December brings holiday cheer and the end of the 2008 tax year. Not exactly "visions of sugar plums dancing," but certainly in the dreams of most adults as 2008 comes to a merciful close. How can you position yourself this month to maximize your 2008 tax savings?

Let's take a look at some opportunities to trim that 2008 tax bill or find smart places for that year-end bonus. Yes, according to a Towers Perrin survey, nearly two-thirds of US companies are still sending out their end-of-year bonuses.
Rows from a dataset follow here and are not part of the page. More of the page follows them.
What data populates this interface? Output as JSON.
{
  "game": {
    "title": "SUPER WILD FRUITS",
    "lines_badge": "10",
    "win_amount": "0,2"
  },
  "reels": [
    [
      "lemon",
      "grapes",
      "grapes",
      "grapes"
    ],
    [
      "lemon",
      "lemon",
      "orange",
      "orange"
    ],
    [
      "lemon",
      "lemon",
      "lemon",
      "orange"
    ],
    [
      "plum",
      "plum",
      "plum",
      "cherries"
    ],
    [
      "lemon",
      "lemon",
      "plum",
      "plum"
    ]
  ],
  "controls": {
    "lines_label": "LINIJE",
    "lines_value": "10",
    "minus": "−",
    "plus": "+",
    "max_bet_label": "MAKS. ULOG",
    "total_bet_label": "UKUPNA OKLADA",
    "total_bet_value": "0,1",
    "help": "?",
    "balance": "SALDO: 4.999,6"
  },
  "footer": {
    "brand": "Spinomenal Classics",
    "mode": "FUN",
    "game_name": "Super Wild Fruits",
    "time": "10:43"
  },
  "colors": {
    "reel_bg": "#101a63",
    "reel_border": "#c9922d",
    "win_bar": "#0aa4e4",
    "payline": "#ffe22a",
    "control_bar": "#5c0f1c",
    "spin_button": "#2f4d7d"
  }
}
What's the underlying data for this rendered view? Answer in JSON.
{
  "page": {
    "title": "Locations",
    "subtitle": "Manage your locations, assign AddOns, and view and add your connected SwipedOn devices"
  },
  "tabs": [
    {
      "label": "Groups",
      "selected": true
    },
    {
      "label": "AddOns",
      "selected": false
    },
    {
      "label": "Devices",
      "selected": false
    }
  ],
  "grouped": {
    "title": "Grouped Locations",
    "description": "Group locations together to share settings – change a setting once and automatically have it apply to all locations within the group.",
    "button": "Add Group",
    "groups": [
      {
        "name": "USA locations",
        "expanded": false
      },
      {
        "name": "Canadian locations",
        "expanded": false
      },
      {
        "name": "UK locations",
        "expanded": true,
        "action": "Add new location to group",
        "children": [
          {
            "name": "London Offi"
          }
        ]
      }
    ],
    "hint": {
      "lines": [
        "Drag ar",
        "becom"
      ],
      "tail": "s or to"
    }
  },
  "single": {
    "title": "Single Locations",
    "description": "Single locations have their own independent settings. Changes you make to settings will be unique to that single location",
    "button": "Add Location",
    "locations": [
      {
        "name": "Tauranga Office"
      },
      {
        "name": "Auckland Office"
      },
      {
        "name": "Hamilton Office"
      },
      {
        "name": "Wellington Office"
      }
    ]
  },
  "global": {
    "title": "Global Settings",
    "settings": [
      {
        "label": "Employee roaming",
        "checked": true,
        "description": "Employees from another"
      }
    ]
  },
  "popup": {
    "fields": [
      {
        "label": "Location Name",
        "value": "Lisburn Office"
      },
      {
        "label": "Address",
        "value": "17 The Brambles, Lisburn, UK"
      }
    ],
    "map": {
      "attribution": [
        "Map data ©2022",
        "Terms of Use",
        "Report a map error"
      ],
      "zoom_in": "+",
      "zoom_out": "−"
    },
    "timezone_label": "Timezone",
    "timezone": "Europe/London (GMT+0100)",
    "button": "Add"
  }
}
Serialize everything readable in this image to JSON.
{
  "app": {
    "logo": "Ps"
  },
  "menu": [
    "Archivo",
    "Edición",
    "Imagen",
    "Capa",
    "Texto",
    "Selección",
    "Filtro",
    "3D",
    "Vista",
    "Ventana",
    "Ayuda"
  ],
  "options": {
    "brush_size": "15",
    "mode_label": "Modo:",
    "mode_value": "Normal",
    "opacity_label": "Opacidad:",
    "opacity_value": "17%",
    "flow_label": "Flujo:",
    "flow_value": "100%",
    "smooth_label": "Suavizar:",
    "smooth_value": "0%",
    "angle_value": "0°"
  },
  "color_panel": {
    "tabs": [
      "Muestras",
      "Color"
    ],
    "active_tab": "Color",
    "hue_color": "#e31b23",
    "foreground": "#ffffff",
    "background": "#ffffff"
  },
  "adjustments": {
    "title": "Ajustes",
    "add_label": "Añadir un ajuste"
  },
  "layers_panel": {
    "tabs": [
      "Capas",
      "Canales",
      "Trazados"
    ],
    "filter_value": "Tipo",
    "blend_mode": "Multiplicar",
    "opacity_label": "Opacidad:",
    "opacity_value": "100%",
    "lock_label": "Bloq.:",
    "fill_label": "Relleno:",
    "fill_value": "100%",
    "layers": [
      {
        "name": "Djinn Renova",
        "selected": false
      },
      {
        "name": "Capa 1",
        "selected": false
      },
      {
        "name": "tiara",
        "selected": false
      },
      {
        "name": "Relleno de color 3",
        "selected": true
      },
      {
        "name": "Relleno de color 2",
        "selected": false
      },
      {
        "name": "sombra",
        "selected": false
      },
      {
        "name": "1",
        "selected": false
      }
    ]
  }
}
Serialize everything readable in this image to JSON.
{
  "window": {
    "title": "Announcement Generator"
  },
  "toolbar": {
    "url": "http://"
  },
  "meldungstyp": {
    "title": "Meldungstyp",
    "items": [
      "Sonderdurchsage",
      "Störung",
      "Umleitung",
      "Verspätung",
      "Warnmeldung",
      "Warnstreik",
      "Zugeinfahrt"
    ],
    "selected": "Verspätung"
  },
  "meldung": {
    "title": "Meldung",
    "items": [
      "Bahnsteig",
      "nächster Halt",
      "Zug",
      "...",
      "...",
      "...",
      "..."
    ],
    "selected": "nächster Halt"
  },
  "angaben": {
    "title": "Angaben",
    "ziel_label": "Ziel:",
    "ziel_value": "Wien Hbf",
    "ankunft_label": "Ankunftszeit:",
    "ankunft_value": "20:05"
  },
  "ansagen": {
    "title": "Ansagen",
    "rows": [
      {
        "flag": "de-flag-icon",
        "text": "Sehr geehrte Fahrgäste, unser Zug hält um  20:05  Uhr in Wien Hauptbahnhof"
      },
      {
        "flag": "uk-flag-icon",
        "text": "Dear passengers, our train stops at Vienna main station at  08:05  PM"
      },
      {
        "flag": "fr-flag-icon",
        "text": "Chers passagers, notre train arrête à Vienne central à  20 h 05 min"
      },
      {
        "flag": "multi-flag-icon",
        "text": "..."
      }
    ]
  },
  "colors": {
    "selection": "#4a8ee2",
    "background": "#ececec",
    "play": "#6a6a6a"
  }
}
  • Paying down mortgage debt. Making an early January payment in December or a lum sum payment against principle can give your 2008 tax bill a break. It can also be an alternative investment to a poorly performing stock market and historically low savings rates. With the Federal Reserve taking benchmark rates to nearly zero, CD, money market, and savings rates are paying very little return. Of course, with a fixed rate loan this is a short-term strategy to reduce taxes, but a long-term strategy to reduce interest paid and the term of the loan--your monthly mortgage payment will be unchanged
  • Paying down credit card debt. Paying down debt is always a great risk-free return. Nothing can demonstrate that faster than getting rid of high interest rate credit cards. This plan has two distinct benefits: 1) it rids you of 10-20% in credit card interest charges, and 2) paying down credit card balances can improve your credit score, qualifying you for better interest rates.
  • Building up reserve funds. If you have little or no debt to pay-down consider accumulating a six month liquid reserve fund. Nothing gives the consumer more strength in this market than cash. This gives you alternatives to tapping into credit cards, home equity loans, and other borrowings. If faced with a temporary job loss or reduction in pay this extra cash can stabilize your household without getting into a debt crisis. Cap your emergency-reserves in cash, savings, and money markets at about six months. More than six months in these low interet bearing accounts can disadvantage you against inflation in the long-run.
  • Funding retirement accounts. If you are getting that year-end bonus you may consider pumping up your Individual Retirement Accounts (IRA) or 401(k). This will give you significant tax advantages for that end of year income and help you invest in the many bargains a tough 2008 stock market has given you.

Whether you are looking for smart savings or tax breaks for that little extra cash from 2008 you need to get it allocated soon.